Children have play-acted parenthood with toy dolls for generations, but in 1973, Kenner Products toy company redefined the experience with a product called Baby Alive. By design, kids fed Baby Alive dolls a brightly-colored, Play-Doh-like, nontoxic food-grade substance mixed with water, which the doll seemed to chew up and then poop or pee out in a diaper. While diaper changing is not most parents' idea of a good time, Baby Alive dolls were a hit, and although they might not be as quite popular as they once were, they're still sold today.

Baby Alive dolls were the brainchild, so to speak, of then Kenner president Bernard Loomis, and the questionable nature of the concept — a toy with a functioning digestive system — was not lost on his colleagues. Loomis banked on that so-called "eww factor," though, and once focus-group tested, kids seemed to love it. Five years after the product came out, Loomis told Cincinnati Magazine that his idea helped Kenner become "a major doll manufacturer." But while the toy racked up millions, the real cash cow for Kenner were replacement diapers and food packets, outselling the dolls three-to-one in the early 1980s, according to New York Magazine.  

Baby Alive and TV marketing

Another secret to Baby Alive dolls' success was an extensive TV marketing strategy. When they first hit the market, the toys were relatively cheap, and retailers made slim margins, overcome by demand from TV. In 1992, Kenner marketing director Laura Pugh called that the "I want it factor." Pugh said, "For all the dolls that walk, and talk, and sing, and whatever they do, there is nothing compared to eating and relieving, or whatever you want to call it." Reportedly, the exact workings of the "digestive" system was kept proprietary.

Hasbro bought Kenner in 1991, and around that same time the dolls were updated with new food flavors like cherry, banana, and sweet pea. In 1992, a talking version was introduced, letting the owner know it had to go, but that doll was discontinued. Over the years Baby Alive dolls have seen redesigns and other updates, and they're made today with different hair and skin colors, new accessories, and other added features. 

One version, the Baby Alive Sweet Tears Baby, released in 2017, speaks more than 30 phrases in English and Spanish. It also drinks from a juice box, seems to cry real tears, and in case you're wondering — kids still have to change its diaper.

Baby Alive horror stories

Although incredibly popular all over the world, a pooping-and-peeing toy did not give every child sweet dreams, as ABC Radio Sydney found out in 2020. That year, the Australian broadcaster asked its listeners to share their Baby Alive Doll stories — some heartwarming, others harrowing. "My cousin killed Baby Alive on day one by blocking her food tube with Smarties," one person said. Failing to realize there were electrical components, one person recalled mistakenly taking the doll into the bath and breaking it. Their dad had to "scalp" the doll to try and fix it. "I have never been the same," they said.
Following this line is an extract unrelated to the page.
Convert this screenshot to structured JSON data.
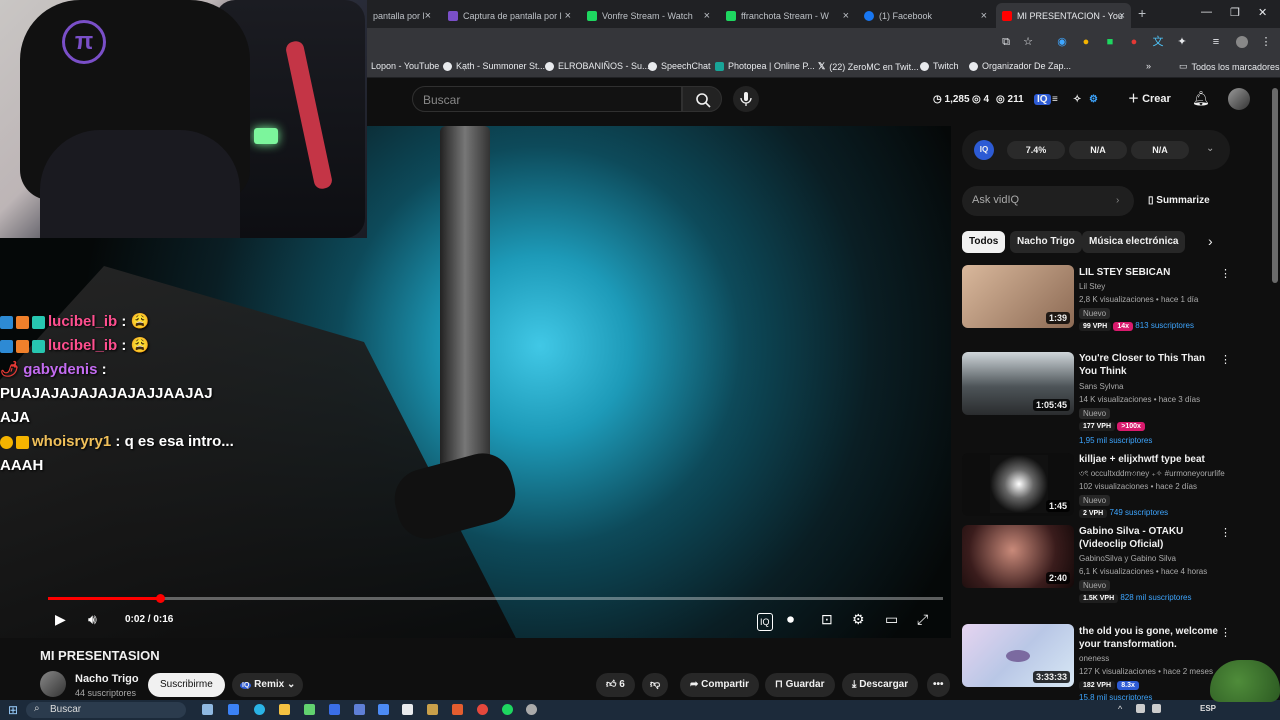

Meanwhile, another parent remembered, "I bought a Baby Alive doll for my daughter back in the mid-1970s. Baby Alive needed a [pacifier] in her mouth so she wouldn't cry. We were on the night train, in a six-seat compartment traveling north. Everyone was asleep when Baby Alive's dummy came out and she started to cry, waaah, waah, waaah. I couldn't find the [pacifier] so in the dark I stuck a bobby pin into Baby Alive's mouth to shut her up." 

There were fond memories shared, too. "I still remember getting a beloved Baby Alive over 45 years ago, waking up so early, Santa had put her in my stocking before 5 a.m.," one person added. Still, the doll made a "robotic sound, "which their sibling found disturbing.